Victor Fleming strides through Michael Sragow's eponymous biography with the panache of Rhett Butler -- and no wonder, since the director helped forge Clark Gable's onscreen persona with "Red Dust" and "Test Pilot" years before they reunited for "Gone With the Wind."
Appreciatively chronicling Fleming's work on these and other classic films, including "The Virginian," "Treasure Island," "Captains Courageous" and "The Wizard of Oz," Sragow -- who is a film critic at the Baltimore Sun -- portrays his subject as a man's man who enjoyed fishing, hunting, flying airplanes, riding motorcycles, driving fast cars and making love to beautiful actresses.
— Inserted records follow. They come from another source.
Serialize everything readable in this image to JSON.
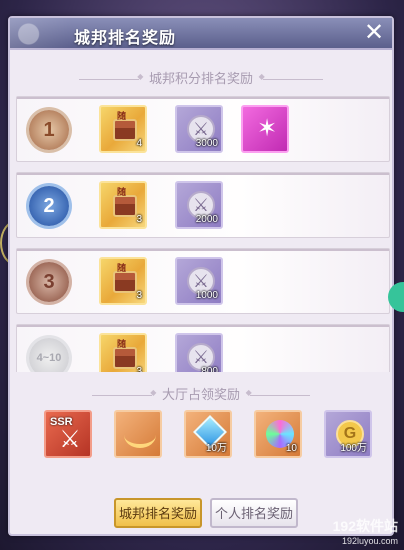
{
  "header": {
    "title": "城邦排名奖励",
    "close_icon": "close-icon"
  },
  "sections": {
    "city_rank_title": "城邦积分排名奖励",
    "hall_title": "大厅占领奖励"
  },
  "rank_rows": [
    {
      "rank_label": "1",
      "items": [
        {
          "icon": "treasure-chest-icon",
          "qty": "4",
          "style": "gold"
        },
        {
          "icon": "sword-medal-icon",
          "qty": "3000",
          "style": "purple"
        },
        {
          "icon": "magenta-rune-icon",
          "qty": "",
          "style": "magenta"
        }
      ]
    },
    {
      "rank_label": "2",
      "items": [
        {
          "icon": "treasure-chest-icon",
          "qty": "3",
          "style": "gold"
        },
        {
          "icon": "sword-medal-icon",
          "qty": "2000",
          "style": "purple"
        }
      ]
    },
    {
      "rank_label": "3",
      "items": [
        {
          "icon": "treasure-chest-icon",
          "qty": "3",
          "style": "gold"
        },
        {
          "icon": "sword-medal-icon",
          "qty": "1000",
          "style": "purple"
        }
      ]
    },
    {
      "rank_label": "4~10",
      "items": [
        {
          "icon": "treasure-chest-icon",
          "qty": "3",
          "style": "gold"
        },
        {
          "icon": "sword-medal-icon",
          "qty": "800",
          "style": "purple"
        }
      ]
    }
  ],
  "hall_items": [
    {
      "icon": "ssr-weapon-card-icon",
      "label": "SSR",
      "qty": "",
      "style": "red"
    },
    {
      "icon": "necklace-icon",
      "qty": "",
      "style": "orange"
    },
    {
      "icon": "diamond-icon",
      "qty": "10万",
      "style": "orange"
    },
    {
      "icon": "rainbow-gem-icon",
      "qty": "10",
      "style": "orange"
    },
    {
      "icon": "gold-coin-icon",
      "qty": "100万",
      "style": "purple"
    }
  ],
  "tabs": [
    {
      "label": "城邦排名奖励",
      "active": true
    },
    {
      "label": "个人排名奖励",
      "active": false
    }
  ],
  "watermark": {
    "brand": "192软件站",
    "url": "192luyou.com"
  }
}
In Sragow's view, Fleming's extracurricular activities enhanced his stature on the set: "Actors felt energized by the sight of this tall, powerfully built figure reflexively brushing back his mane and training a sharpshooter's vision on their performances. . . . Craftsmen felt secure serving a director who could correct errors on the run, from lax ad libs to skewed camera angles."
Sragow is eager to rescue Fleming from his posthumous reputation as a studio hack. This image grew from the troubled production histories of his two most famous movies.
Fleming assumed command of both "The Wizard of Oz" and "Gone With the Wind" after shooting had begun. In the 1970s, Aljean Harmetz's "The Making of 'The Wizard of Oz' " and Roland Flamini's "Scarlett, Rhett, and a Cast of Thousands" implicitly credited producers Mervyn LeRoy and David Selznick, respectively, as the primary guiding forces of those films.
Sragow begs to differ. Indeed, by the time we get to "The Wizard of Oz" and "Gone With the Wind," which were shot in 1938 and 1939, he has amply made his case that the director was much more than a competent craftsman.
Fleming, born in Southern California in 1889 and raised in modest comfort in a family of citrus ranchers, quit school at 14 and soon was working as a machinist for an automobile dealer. His mechanical abilities got him into the fledgling movie business.
By 1917, he was a highly regarded cinematographer for Douglas Fairbanks, whose emphasis on physical action reinforced Fleming's understanding that motion pictures needed to move. Fairbanks gave Fleming his first chance to direct in 1919.